Something odd is going on in global markets: in recent months a huge divergence in the performance of risk assets has opened up which previously has only been observed during recessions.

As the S&P 500 marched towards its record bull market and a new all-time high, EM equities, copper and European banks were experiencing bear markets, while EM FX carry has unwound almost all of its post-2016 gains. As a result, according to Bank of America, the key question for investors as we move into the latter part of 2018 is “whether they should use the pullback in non-US risk assets as a buying opportunity or not”. 

As an indication of just how stretched this divergence is, BofA notes that non-US equities have underperformed the US by the most since the GFC and EM equities are back sub-11x earnings, or as BofA puts it, “the underperformance of non-US equities to US equities is reaching levels normally only exceeded in bear markets”.

Similarly, the bank’s “Risk-Love” metric for emerging markets is now in a panic territory, again at levels normally only exceeded in bear markets.

Investors are further confused because those bear markets are almost always associated with recessions, so “the key decision investors have to make is whether a recession is looming or whether the cycle has a good deal further to run”.

Here BofA notes that the unwinding of risk this year is not particularly abnormal, and as reference, it shows the path of global equities since the peak in its Global Wave, which looks very similar to previous paths, although the question is whether it diverges to the top side, as it did every year ex the bubble bursting years of 2000 and 2007, or if it slides as the global asset bubble pops (more on that below).

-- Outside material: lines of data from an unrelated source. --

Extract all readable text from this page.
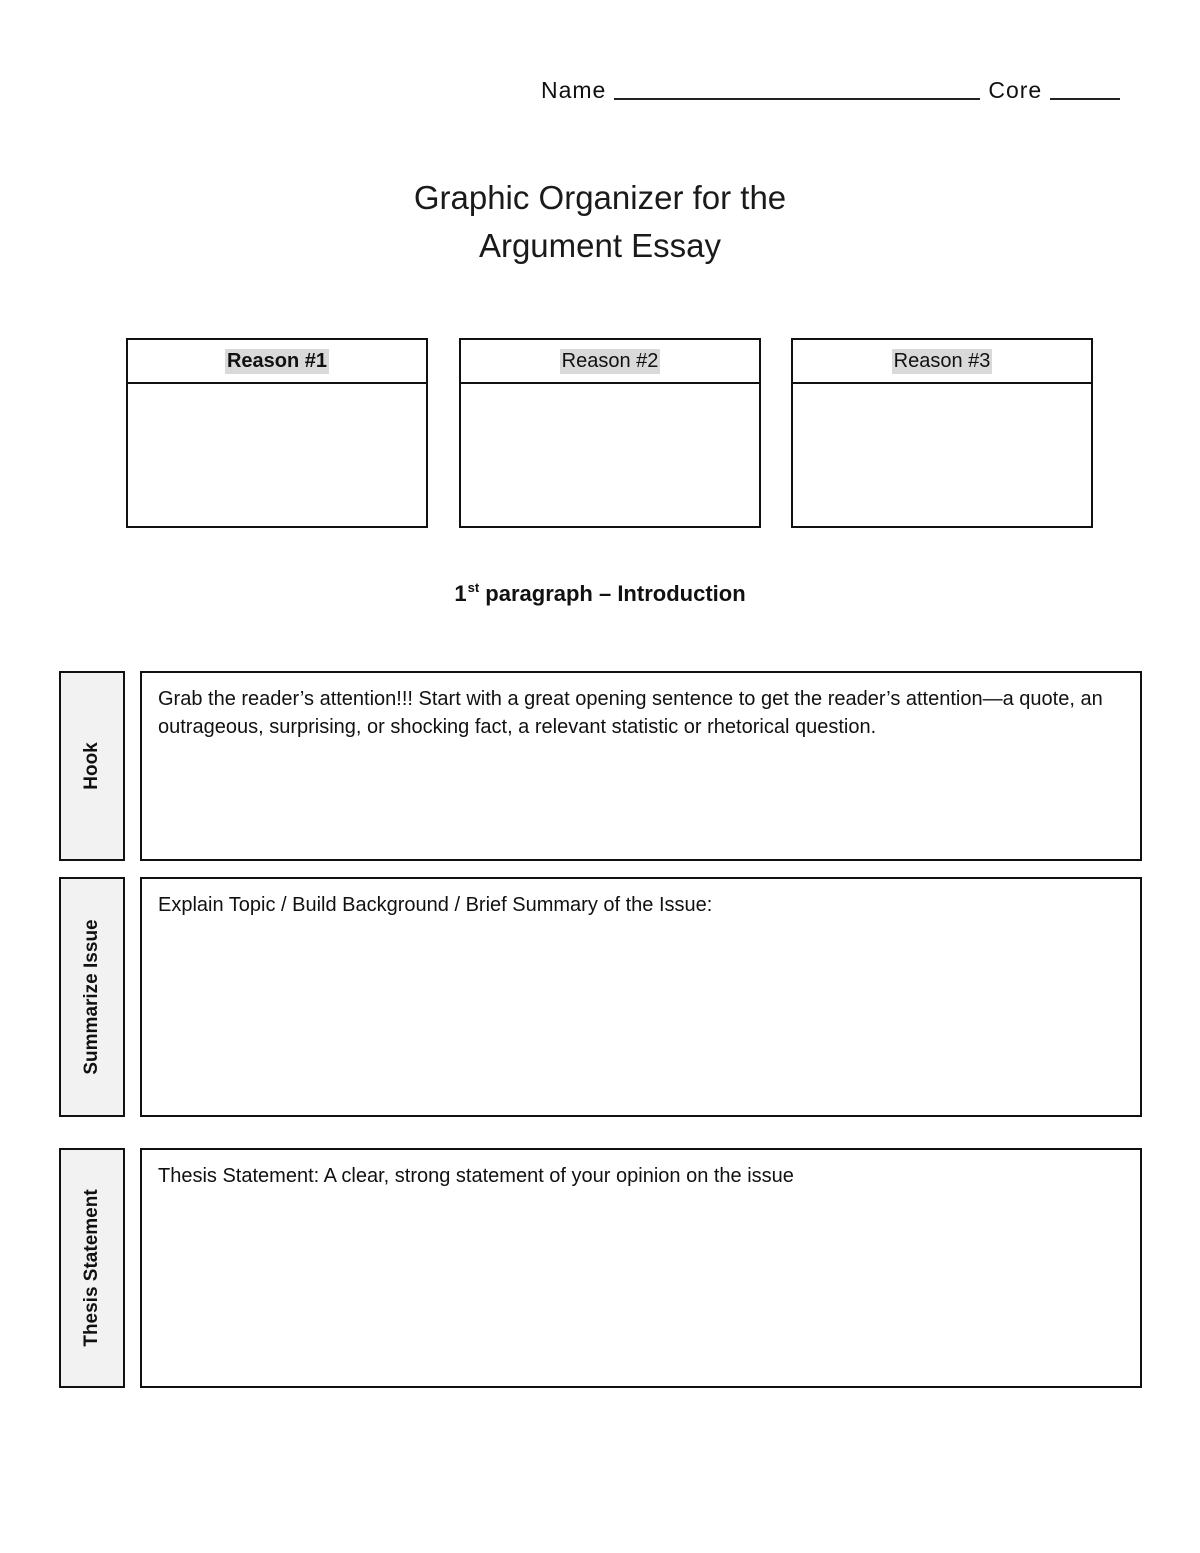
Name	Core
Graphic Organizer for the
Argument Essay
Reason #1	Reason #2	Reason #3
1st paragraph – Introduction
Hook
Grab the reader’s attention!!! Start with a great opening sentence to get the reader’s attention—a quote, an outrageous, surprising, or shocking fact, a relevant statistic or rhetorical question.
Summarize Issue
Explain Topic / Build Background / Brief Summary of the Issue:
Thesis Statement
Thesis Statement: A clear, strong statement of your opinion on the issue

As an aside, at the start of June, we noted that BofA’s “Global Wave” indicator (shown in the left chart above) just peaked for only the tenth time in 25 years, as five of the seven components deteriorated including confidence, market, and real economic indicators. The “global wave” is an advance indicator for global economic expansion and contraction, with virtually every peak in recent decades resulting in either a recession or a sharp market drop: of which, the last two took place just before the European sovereign debt crisis and around the time of the Chinese post-devaluation turmoil.